July 18, 2017 by Jean
Several months ago, I began to think seriously about what I will do when the hassles and physical work involved in maintaining my rural house become more than I can manage. (See The Plan.) After my TIAA financial advisor expressed the opinion that my retirement savings were enough to support living in a fancy retirement community, I decided to visit some of those communities; and two friends, both also single homeowners without children, decided to join me for those visits.
Last week, the three of us toured two different retirement communities, each about an hour away from where we now live. We spent about three hours at each community, meeting with a marketing staff member, touring facilities (including a variety of living units), and ending with a complementary lunch. The two communities have quite different business models. The first was a nonprofit “lifecare” community, where a large buy-in deposit and hefty monthly fees buy you a guarantee of care for the rest of your life. The second was a for-profit business with a similar buy-in deposit, but much lower monthly fees, and no guarantee of care when you can no longer live independently.
I wasn’t familiar with the “lifecare” model, so quite a bit of our time at the first community was spent with the marketing manager, learning the basics. When you enter this community as an “independent living” resident, you are guaranteed care for life, even when you can no longer live independently and need to move into one of the community’s assisted living apartments or even into their skilled nursing home. Long-term care is then provided at the same monthly rate charged for the type of independent living unit you were previously living in (which is considerably less than the market rate for assisted living or nursing home care). In order to make this model work, the non-profit has strict financial and physical health qualifications for becoming a resident. Although my financial advisor had specifically recommended this retirement community as one I could afford, it became clear to me that this would be true only if I moved to a smallish apartment; I could not meet the financial qualifications for the kind of semi-detached “cottage” that I am interested in. One of my friends was also disappointed to learn that she would not be allowed to share an independent living unit with her disabled brother because he could not meet the medical qualifications to live there independently on his own.
Although this retirement community was located on a gorgeous stretch of Maine coast with expansive ocean views, it left me with a feeling of being hemmed in and restricted. As the resident who hosted us for lunch explained, once you decide to move there, you have to “bite the bullet” and realize that you are not going to move again. She hastened to add that she does not regret moving to the community, that she loves it and has made many friends through the activities she engages in. Nevertheless, I was aware that, once you can no longer drive, your life will be pretty much restricted to what is available on the retirement community campus and the off-campus activities for which they provide transportation. I also realized, as we talked, that life in the independent living units is restricted by condo-type rules, like not being allowed to hang clothes out on a clothesline to dry.

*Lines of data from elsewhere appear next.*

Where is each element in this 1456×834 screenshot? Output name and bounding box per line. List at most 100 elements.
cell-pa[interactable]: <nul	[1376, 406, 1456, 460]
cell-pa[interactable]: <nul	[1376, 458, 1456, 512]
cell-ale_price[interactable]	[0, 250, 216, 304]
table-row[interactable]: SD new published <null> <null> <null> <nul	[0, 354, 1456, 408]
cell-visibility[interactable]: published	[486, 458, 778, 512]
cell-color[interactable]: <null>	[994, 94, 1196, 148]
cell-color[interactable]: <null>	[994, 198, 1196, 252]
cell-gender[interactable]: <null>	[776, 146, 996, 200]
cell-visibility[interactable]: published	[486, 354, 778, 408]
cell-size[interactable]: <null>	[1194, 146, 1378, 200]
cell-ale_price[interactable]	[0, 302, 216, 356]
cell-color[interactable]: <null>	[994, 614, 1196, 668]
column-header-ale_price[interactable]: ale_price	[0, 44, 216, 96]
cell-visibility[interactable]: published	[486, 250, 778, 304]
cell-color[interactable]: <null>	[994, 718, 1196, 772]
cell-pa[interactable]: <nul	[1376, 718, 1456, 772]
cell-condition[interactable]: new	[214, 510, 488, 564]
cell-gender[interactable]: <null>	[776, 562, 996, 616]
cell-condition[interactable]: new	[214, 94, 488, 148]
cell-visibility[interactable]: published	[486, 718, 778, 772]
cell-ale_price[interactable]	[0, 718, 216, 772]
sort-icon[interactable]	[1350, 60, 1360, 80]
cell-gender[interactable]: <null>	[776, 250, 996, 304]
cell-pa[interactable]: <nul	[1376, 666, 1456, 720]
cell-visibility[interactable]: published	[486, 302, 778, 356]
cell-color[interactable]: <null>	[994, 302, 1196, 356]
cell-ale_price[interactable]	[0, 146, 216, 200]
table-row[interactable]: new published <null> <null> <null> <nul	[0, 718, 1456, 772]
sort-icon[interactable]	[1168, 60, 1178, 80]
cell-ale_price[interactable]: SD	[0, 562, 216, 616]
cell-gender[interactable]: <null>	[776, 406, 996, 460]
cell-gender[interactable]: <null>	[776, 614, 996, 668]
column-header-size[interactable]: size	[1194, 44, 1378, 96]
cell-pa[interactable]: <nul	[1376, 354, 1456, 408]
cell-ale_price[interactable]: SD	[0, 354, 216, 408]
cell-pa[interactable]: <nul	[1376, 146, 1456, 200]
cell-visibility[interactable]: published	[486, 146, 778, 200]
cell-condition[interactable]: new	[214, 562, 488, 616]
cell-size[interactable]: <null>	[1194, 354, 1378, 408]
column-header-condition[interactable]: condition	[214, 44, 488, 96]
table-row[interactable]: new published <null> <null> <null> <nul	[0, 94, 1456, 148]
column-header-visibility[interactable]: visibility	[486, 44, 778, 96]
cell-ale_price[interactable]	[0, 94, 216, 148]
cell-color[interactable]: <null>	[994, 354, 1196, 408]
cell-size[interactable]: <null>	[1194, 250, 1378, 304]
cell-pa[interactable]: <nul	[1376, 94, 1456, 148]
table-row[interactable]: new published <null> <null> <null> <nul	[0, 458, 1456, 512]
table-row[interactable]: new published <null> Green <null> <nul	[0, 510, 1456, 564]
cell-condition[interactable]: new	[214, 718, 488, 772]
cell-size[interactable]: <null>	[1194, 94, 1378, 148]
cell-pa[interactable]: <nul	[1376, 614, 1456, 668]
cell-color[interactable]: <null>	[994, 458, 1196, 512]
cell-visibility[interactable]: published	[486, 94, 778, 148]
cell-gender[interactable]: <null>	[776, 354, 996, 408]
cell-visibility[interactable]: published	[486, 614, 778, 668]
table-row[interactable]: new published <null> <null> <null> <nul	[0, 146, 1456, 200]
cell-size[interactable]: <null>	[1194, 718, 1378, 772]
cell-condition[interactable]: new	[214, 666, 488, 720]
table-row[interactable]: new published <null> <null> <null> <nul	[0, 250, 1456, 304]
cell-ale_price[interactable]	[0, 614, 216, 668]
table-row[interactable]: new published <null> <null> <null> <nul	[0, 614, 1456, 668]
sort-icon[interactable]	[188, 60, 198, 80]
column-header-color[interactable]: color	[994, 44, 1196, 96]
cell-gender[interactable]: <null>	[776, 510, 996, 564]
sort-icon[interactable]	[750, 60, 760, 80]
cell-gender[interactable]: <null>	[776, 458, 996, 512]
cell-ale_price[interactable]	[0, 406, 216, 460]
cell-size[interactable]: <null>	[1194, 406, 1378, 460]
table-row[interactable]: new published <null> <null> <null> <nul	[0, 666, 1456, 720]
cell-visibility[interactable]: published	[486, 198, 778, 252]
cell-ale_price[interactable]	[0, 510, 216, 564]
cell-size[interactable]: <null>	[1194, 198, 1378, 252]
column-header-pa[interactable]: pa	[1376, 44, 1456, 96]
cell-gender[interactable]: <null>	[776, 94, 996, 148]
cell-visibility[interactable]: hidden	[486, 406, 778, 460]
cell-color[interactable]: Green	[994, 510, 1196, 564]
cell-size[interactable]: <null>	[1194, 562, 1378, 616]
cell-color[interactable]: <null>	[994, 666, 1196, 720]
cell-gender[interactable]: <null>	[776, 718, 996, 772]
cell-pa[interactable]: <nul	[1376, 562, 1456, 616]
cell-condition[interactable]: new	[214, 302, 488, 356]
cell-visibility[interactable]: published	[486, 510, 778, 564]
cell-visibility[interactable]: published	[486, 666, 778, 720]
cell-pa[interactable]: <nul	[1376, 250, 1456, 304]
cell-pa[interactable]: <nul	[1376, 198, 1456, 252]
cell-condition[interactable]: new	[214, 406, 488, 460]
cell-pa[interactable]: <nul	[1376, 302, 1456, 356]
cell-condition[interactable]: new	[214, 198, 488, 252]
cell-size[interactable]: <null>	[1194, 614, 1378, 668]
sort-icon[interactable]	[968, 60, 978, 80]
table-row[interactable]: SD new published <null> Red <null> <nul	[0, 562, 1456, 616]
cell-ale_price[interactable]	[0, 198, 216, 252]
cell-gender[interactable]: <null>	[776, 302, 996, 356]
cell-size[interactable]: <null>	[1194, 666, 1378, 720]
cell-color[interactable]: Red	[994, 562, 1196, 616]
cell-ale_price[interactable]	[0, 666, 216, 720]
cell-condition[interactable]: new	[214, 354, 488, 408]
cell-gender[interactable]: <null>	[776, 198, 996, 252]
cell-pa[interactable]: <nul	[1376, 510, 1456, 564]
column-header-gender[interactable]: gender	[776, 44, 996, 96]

The second retirement community, which we visited the following day, seemed more relaxed. Because this community is not promising to care for you until you die, they don’t need to worry about how long your assets will last or about how long you’ll be able to live independently. Being able to come up with the big deposit for entering the community (similar to the deposits at the lifecare community) and being able to pay the monthly fee are the only financial qualifications. And because residents are not paying in advance for long-term care that they might need in the future, the monthly fees are much lower. If the time comes when you are no longer able to live independently, you get 100% of your initial deposit back (when your independent living unit is re-rented) and you can use that money to finance long-term care. Medical qualifications are similarly relaxed; all you need is a doctor’s note saying that you are able to live independently at the time you move in.
This sense of relaxation about rules seemed to extend to other aspects of living in this community. When I asked about clotheslines, the marketing staffer who showed us around seemed startled; of course, I could have a clothesline in the backyard of my cottage. When my friend asked about having her disabled brother live with her, she was similarly reassured and we were told about a case in which age rules were bent a bit so that an elderly couple could have their disabled son live with them. Some of the difference between these two retirement communities is a reflection of their different business models. But I think the more laid-back attitude at the second community also reflects the fact that it is older and more established and more secure that it can survive.
The older community is also larger, and with a greater ratio of semi-detached “cottages” to apartments than the lifecare community. The campus is made up of neighborhoods built at different times that branch off from a main road through the complex. At each intersection is a bus stop for the shuttle bus that connects the different parts of the campus. The community is near, but not directly on, the coast, with some ocean views. Mostly, it is nestled in the woods. In the neighborhood of older 1200 square-foot semi-detached cottages that most interested me, each cottage backs up to woodlands that provide both shade and privacy. Despite the country feel that the woodlands provide, however, the campus is just a short bus ride from Maine’s largest city, with city buses stopping regularly at the entrance to the retirement community campus.
I found my retirement community visits very enlightening. They helped me develop a better understanding of my own preferences, and I now have a better sense of what questions to ask when I visit other retirement communities. I learned that the lifecare community is probably not a viable option for me. And I left the second community easily able to imagine myself living there.